One analysis found that within six days, the New York Times devoted as much coverage to the email scandal as it did to policy issues over a 69-day period. Urban Dictionary now defines "but her emails" as "a not-so-subtle way to change the subject when you are about to be faced with being wrong about something."
From a political standpoint, the IG's report on the Clinton investigation was something of a mixed bag. Although it condemned many aspects of how the investigation was carried out, both by Comey and his underlings, it ultimately concluded that political bias did not have any affect on the outcome of the probe.
Michael Horowitz, Inspector General for the Justice Department, concluded that Comey broke with protocol several times during the investigation. On two occasions, the IG said, Comey made significant decisions in the investigation without first consulting his superior, then-Attorney General Loretta Lynch: Once when he announced that the FBI wouldn't be recommending that Clinton be prosecuted for her email use, and later when he told Congress that the bureau would be re-opening the investigation into Clinton.
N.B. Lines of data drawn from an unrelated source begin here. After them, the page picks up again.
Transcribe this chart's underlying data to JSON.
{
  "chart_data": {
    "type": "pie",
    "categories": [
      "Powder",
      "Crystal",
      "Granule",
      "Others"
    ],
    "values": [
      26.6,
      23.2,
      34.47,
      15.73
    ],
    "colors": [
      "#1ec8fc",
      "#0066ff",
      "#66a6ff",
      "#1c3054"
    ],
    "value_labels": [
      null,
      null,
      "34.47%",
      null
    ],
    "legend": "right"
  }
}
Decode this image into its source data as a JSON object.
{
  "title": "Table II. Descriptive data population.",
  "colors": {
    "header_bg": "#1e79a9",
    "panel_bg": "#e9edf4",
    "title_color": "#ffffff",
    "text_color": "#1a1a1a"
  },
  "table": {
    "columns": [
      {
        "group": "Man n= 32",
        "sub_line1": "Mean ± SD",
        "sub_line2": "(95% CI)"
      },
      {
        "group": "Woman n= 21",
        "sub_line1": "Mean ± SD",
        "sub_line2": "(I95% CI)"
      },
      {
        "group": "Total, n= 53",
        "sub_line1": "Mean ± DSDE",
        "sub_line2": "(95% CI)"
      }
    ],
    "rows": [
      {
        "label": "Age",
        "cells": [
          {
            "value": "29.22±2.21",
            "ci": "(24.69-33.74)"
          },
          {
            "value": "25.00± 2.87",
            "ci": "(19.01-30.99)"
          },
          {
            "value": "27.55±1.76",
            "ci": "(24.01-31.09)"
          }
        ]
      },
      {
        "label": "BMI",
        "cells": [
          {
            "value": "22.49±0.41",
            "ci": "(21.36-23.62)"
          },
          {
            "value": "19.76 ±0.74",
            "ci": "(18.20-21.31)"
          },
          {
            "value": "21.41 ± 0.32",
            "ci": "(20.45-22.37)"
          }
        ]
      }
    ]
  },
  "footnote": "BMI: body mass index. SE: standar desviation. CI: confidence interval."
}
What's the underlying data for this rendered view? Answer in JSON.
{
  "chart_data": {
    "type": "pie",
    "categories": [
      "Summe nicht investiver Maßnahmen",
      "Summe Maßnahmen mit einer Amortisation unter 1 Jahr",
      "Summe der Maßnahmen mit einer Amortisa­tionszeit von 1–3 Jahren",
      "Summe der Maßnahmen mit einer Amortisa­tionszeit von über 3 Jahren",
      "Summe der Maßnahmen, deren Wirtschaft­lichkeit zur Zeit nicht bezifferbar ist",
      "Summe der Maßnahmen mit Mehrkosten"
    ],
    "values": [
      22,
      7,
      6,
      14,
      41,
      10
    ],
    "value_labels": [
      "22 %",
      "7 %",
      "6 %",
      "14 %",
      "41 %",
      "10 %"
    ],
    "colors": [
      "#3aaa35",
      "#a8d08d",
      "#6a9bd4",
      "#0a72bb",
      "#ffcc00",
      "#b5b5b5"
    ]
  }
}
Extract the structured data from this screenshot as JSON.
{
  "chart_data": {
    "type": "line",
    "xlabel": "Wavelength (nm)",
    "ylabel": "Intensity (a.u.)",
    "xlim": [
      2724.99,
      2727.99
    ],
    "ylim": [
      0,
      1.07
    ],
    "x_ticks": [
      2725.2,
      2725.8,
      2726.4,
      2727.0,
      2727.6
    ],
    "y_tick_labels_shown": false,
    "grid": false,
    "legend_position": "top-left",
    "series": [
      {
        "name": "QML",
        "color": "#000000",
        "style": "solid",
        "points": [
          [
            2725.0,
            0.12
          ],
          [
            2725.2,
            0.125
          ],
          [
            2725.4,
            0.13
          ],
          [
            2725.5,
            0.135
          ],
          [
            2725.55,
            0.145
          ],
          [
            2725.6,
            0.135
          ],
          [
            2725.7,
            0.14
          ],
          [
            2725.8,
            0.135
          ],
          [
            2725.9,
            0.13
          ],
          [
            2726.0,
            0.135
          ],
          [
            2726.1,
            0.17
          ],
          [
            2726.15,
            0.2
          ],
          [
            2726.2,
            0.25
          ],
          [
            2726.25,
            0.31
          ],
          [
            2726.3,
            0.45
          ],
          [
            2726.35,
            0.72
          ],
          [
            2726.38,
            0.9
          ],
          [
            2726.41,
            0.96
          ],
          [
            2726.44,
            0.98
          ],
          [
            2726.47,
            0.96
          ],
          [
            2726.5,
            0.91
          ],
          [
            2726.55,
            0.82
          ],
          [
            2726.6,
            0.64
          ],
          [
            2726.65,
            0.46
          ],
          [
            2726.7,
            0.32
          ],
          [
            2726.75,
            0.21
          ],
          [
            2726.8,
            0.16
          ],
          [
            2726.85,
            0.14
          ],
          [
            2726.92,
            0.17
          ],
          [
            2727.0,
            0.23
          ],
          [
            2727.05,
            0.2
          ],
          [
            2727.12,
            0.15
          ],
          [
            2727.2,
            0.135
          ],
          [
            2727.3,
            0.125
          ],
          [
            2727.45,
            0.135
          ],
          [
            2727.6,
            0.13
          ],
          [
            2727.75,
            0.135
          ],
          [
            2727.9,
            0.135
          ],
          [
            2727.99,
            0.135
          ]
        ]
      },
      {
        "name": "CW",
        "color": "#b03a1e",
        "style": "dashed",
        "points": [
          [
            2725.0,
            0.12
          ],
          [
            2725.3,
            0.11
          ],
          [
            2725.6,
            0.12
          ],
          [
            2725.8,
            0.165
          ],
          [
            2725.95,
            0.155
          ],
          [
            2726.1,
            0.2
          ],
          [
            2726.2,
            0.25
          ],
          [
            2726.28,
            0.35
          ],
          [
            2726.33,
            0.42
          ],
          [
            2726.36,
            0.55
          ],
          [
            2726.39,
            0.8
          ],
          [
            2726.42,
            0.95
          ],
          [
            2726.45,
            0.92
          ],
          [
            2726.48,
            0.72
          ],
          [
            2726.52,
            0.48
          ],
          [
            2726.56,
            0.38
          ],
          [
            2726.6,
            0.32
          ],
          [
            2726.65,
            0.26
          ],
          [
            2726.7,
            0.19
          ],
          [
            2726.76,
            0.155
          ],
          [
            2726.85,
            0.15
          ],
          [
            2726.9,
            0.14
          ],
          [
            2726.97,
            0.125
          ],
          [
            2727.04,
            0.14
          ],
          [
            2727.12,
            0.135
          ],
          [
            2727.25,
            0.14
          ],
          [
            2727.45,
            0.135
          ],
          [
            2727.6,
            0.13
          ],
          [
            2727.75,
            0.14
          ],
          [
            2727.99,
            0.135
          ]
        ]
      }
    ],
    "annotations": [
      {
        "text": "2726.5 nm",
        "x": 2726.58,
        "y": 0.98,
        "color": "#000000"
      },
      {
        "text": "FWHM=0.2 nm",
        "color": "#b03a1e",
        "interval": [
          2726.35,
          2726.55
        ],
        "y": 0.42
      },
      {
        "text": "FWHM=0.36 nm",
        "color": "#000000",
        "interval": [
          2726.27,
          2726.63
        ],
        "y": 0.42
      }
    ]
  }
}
“We found it extraordinary that, in advance of two such consequential decisions, the FBI director decided that the best course of conduct was to not speak directly and substantively with the attorney general about how best to navigate those decisions,” Horowitz wrote.
But Horowitz concluded that Comey was guilty of "insubordination," he also said that the FBI director did not act out of political bias in his handling of the probe. The main impact of the FBI's alleged mishandling of the investigation, Horowitz wrote, was tarnishing the bureau's reputation in the public eye, not affecting the actual outcome of the probe.
“We found no evidence that the conclusions by department prosecutors were affected by bias or other improper considerations,” the report said. “Rather, we concluded that they were based on the prosecutor’s assessment of facts, the law, and past department practice.”
However, Horowitz did highlight the behavior of several lower-ranking FBI agents, some of whom sent text messages that exhibited anti-Trump, pro-Clinton biases. Horowitz concluded that, although these agents' apparent political biases didn't affect the outcome of the investigation in any way, they did succeed in hurting the reputation of the FBI.
"[T]he conduct by these employees cast a cloud over the FBI Midyear investigation and sowed doubt the FBI’s work on, and its handling of, the Midyear investigation," the report said. "Moreover, the damage caused by their actions extends far beyond the scope of the Midyear investigation and goes to the heart of the FBI’s reputation for neutral fact finding and political independence."
Comey himself addressed the IG's report on Thursday, writing on Twitter that "the conclusions are reasonable, even though I disagree with some."
"I respect the DOJ IG office, which is why I urged them to do this review," Comey wrote. "People of good faith can see an unprecedented situation differently. I pray no Director faces it again. Thanks to IG’s people for hard work."